Keep the shelves of your wine fridge clean; wipe with white vinegar occasionally and try to keep various types of cheeses together, to avoid as much cross contamination as possible. Also, remember to check on your aging cheeses every other day or so.  Rub them with olive or coconut oil if they start to feel too dry, and rub off any unwanted mold with a clean rag dipped in white vinegar.

 If you don't have access to a wine refrigerator, or if buying one is outside your budget, there is another option: the crisper drawer of your refrigerator. It is small, and you will only be able to age 1 to 3 cheeses at a time. It also can be tough to control the temperature and humidity. But it will work if you are careful.

The first step is to get that crisper drawer thoroughly emptied and cleaned out. Use a bleach solution for this; there are just too many opportunities for contamination in a refrigerator. Line the bottom of the drawer with a clean rag or paper towels.

Next, get a small jar or glass and fill halfway with water. This will help keep your drawer more humid. If you have humidity and temperature control on your drawer, turn it to the most warm and humid setting.

If you possibly can, keep your refrigerator on its warmest setting as well. Don't sacrifice the rest of your food for the sake of your cheese, of course, but warmer is better where cheese is concerned.
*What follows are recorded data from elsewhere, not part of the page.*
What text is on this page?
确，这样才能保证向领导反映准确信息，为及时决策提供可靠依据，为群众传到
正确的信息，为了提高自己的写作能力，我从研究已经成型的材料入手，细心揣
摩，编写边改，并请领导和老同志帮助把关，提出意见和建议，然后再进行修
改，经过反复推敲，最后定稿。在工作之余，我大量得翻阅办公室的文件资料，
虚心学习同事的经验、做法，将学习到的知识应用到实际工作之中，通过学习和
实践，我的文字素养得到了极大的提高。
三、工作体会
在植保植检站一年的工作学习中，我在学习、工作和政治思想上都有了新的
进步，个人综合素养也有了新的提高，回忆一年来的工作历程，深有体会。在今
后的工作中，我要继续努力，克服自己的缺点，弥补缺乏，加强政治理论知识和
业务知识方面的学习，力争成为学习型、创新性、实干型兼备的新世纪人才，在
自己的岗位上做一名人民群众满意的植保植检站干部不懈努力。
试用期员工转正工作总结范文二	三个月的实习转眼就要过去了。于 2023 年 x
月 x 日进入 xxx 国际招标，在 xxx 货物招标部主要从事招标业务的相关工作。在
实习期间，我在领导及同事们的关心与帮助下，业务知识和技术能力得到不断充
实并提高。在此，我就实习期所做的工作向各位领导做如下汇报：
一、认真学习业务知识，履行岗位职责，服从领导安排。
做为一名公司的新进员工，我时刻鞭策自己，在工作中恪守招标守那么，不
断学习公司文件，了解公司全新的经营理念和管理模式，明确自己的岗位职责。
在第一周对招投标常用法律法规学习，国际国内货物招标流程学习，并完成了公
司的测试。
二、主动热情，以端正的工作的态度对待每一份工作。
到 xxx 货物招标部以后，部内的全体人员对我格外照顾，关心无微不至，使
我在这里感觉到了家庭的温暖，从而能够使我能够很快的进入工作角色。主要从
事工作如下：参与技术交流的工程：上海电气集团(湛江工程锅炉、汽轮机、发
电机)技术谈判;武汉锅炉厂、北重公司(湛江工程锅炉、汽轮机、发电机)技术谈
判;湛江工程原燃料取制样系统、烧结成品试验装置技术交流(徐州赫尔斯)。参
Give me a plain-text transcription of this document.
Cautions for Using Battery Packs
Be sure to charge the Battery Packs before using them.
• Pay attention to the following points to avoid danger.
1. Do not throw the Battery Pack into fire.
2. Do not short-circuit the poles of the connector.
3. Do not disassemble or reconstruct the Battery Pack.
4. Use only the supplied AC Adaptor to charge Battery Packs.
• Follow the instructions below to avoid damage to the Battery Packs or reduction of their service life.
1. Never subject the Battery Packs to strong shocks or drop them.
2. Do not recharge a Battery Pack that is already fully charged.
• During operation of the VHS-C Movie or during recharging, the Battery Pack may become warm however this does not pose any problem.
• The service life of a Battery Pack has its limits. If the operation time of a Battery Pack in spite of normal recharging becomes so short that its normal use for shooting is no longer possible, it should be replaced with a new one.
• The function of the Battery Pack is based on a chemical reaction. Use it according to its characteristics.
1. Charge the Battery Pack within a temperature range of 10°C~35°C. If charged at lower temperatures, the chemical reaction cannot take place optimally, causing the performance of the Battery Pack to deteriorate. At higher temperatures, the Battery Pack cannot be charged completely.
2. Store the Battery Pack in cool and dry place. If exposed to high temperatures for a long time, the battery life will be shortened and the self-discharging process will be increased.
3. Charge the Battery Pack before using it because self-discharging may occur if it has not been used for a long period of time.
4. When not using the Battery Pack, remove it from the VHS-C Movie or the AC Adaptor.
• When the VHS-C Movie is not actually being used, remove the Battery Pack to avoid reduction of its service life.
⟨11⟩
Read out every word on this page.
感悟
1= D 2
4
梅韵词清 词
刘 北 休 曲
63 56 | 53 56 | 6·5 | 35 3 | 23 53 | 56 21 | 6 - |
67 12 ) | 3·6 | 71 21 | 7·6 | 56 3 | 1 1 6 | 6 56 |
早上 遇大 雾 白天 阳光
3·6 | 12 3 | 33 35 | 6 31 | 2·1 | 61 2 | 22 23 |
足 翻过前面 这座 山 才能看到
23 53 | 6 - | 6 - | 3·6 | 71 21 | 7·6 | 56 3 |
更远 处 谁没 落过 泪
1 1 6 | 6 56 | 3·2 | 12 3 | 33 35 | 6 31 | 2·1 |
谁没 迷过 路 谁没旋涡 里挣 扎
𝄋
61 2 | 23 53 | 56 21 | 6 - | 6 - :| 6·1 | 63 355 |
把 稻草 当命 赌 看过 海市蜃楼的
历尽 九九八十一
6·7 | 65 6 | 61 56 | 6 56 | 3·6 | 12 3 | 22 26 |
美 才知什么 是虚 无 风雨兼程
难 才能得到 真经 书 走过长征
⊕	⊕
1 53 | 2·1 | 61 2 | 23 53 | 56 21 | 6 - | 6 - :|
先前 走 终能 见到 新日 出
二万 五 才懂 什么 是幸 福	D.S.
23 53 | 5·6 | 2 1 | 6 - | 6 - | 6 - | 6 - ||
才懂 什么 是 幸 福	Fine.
Cheese will take longer to age with this method because the temperature in a refrigerator, even on its warmest setting, is significantly colder than the temperature in a wine fridge or basement. You may want to consider adding lipase to your recipes to help it along. Remember that when using lipase, the curd will be softer and you may need to use a few extra drops of rennet to compensate.

When using your crisper drawer as a cheese cave, you will need to keep an especially close eye on humidity and look daily for signs of cross contamination. Wax can also help if you find that your cheese is getting too dry.

Now comes the hard part... waiting for your cheeses to be done!

Aging cheese can be a complicated process, but it's worth it when you bite into that first slice of homemade cheddar. Whatever method you choose for aging, just remember to check your cheese often. Like any fermented product, it thrives on attention.